Acho que é tudo completamente lógico, de verdade. Pode ser que a gente nunca chegue a eles, pode ser que a gente nunca os veja, mas a única coisa que nos limita é onde estamos agora. Eu já conversei com cientistas sobre a ideia da relatividade – ou seja, velocidade da luz, tempo e distância. E eles me disseram: “É tudo possível, é tudo factual e matemático”. Eles nunca dizem “não”. Mas podemos alcançar isso? Essa é outra questão. E, novamente, somos limitados pelo que sabemos no momento.

Era seu sonho de criança trabalhar com filmes sobre o espaço? Quais eram as inspirações antes de começar essa carreira?

Quando era adolescente, jamais havia pensado que dirigiria um filme. Acho que eu até era obcecado por cinema como muitas crianças são, mas a cota do que eu podia assistir na época estava limitada ao que era exibido na sala local – apenas filmes grandes e populares de Hollywood, nada de filmes alternativos. Foi só quando fui para Londres que enfim pude apreciar todo tipo de cinema.

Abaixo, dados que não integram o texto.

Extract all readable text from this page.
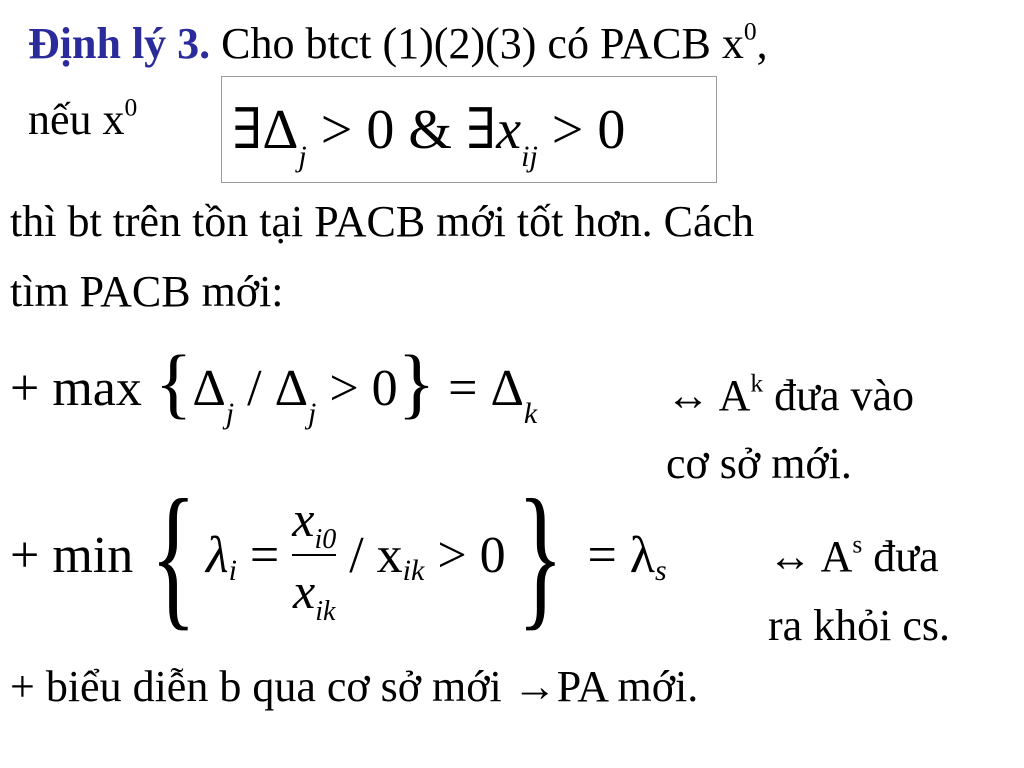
Định lý 3. Cho btct (1)(2)(3) có PACB $x^0$,
nếu $x^0$ $\exists\Delta_j > 0$ & $\exists x_{ij} > 0$
thì bt trên tồn tại PACB mới tốt hơn. Cách
tìm PACB mới:
+ $\max \{\Delta_j / \Delta_j > 0\} = \Delta_k$	↔ $A^k$ đưa vào
cơ sở mới.
+ min { λ $i = \frac{x_{i0}}{x_{ik}} / x$ ik > 0 } = λ s ↔ $A^s$ đưa
ra khỏi cs.
+ biểu diễn b qua cơ sở mới →PA mới.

Seu primeiro filme, Os Duelistas, foi feito quando você já tinha quase 40 anos.

Eu tinha 39 quando fiz e 40 quando foi lançado.

Olhando agora, acha que foi uma boa idade para começar? Qual o momento em que se sentiu confiante em sua visão de diretor?

Eu já era um diretor de comerciais bem-sucedido aos 26 anos. Isso me fez viajar pelo mundo, eu estava sempre em Nova York, tinha um escritório em Londres... Na época em que fiz Os Duelistas, eu já era um homem de negócios. Francamente, a maturidade que havia alcançado filmando publicidade naquela idade ajudou muito. E eu já tinha feito TV ao vivo, dirigido programas. É por isso que fazer o filme foi uma experiência tão fácil e agradável. Eu já estava ligado em como as coisas funcionavam, tinha uma espécie de intuição para o negócio. Nada parecia muito novo. Era como se eu já estivesse pronto.